The gentle voice reached Zipp too. She rose from her pinning stance over Izzy, who remained lying on the rug like a kitten scruffed by its mother. His heart began to slow as he saw the calm in Zipp’s face, the light sweat on his coat cooling. Words were not needed when she nodded to him with a deep breath, prepared to make good on the promise to her mother she may have left only in a hastily scrawled letter. With her chin up, displaying an untouchable frown, Hitch saw in her face the diplomatic royal she’d one day have to become, if today was not that day. She walked to the door, rushed by no one. It was the last thing he saw before he was deafened by a crash shrieking down on him, and his vision went white.

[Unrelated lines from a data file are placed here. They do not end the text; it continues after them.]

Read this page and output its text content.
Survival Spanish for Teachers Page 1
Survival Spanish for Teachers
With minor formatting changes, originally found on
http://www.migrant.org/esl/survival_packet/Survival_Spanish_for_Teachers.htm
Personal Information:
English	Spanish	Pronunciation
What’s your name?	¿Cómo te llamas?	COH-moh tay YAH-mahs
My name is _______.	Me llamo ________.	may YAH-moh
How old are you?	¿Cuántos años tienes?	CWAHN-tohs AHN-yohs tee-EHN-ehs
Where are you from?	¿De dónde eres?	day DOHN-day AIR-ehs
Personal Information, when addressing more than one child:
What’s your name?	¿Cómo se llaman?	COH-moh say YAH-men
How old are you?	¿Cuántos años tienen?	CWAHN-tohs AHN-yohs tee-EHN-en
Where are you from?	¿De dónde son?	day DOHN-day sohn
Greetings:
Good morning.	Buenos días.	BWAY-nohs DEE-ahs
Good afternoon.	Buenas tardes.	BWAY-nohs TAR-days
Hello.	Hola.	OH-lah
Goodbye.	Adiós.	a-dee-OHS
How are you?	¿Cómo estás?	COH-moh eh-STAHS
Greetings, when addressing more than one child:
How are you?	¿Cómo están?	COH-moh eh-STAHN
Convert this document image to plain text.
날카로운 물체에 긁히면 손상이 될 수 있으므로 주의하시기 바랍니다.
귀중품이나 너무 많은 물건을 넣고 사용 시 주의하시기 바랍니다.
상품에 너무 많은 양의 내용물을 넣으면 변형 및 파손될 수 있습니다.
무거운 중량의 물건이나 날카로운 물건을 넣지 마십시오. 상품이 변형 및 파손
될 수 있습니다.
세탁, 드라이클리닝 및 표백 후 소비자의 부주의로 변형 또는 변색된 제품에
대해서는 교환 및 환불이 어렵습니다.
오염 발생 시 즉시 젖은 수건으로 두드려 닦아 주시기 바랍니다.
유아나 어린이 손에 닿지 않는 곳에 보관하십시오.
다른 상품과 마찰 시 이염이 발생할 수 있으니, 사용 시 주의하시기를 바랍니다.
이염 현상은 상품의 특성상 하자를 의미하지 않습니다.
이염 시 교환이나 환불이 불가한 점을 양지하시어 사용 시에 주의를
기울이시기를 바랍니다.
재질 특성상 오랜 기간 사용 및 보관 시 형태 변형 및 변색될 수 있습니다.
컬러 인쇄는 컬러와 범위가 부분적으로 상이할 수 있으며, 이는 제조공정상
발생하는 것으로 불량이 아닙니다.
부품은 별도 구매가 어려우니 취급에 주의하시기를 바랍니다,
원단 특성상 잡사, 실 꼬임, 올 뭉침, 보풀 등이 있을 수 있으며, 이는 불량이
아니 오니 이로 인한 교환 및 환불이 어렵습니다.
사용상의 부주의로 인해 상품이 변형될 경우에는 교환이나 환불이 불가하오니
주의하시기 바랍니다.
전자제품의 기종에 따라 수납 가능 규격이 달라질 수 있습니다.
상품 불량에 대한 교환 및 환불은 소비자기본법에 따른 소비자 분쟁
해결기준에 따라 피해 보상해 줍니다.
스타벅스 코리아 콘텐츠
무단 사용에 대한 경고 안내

From his nose to his tail, every bone in his body felt as though leaping from its place. Izzy’s face, wrenched with fear, hung in his eyes like the faces that stare from behind one’s eyelids while one convinces themselves they saw nothing in the dark. Whatever Hitch had clamored for blindly to keep himself from tumbling downward where there was once a floor was hot as a stove coil. If it had caught his mane or tail alight he wouldn’t have known, for it was smothered in an instant by the water below, breached by two crashes.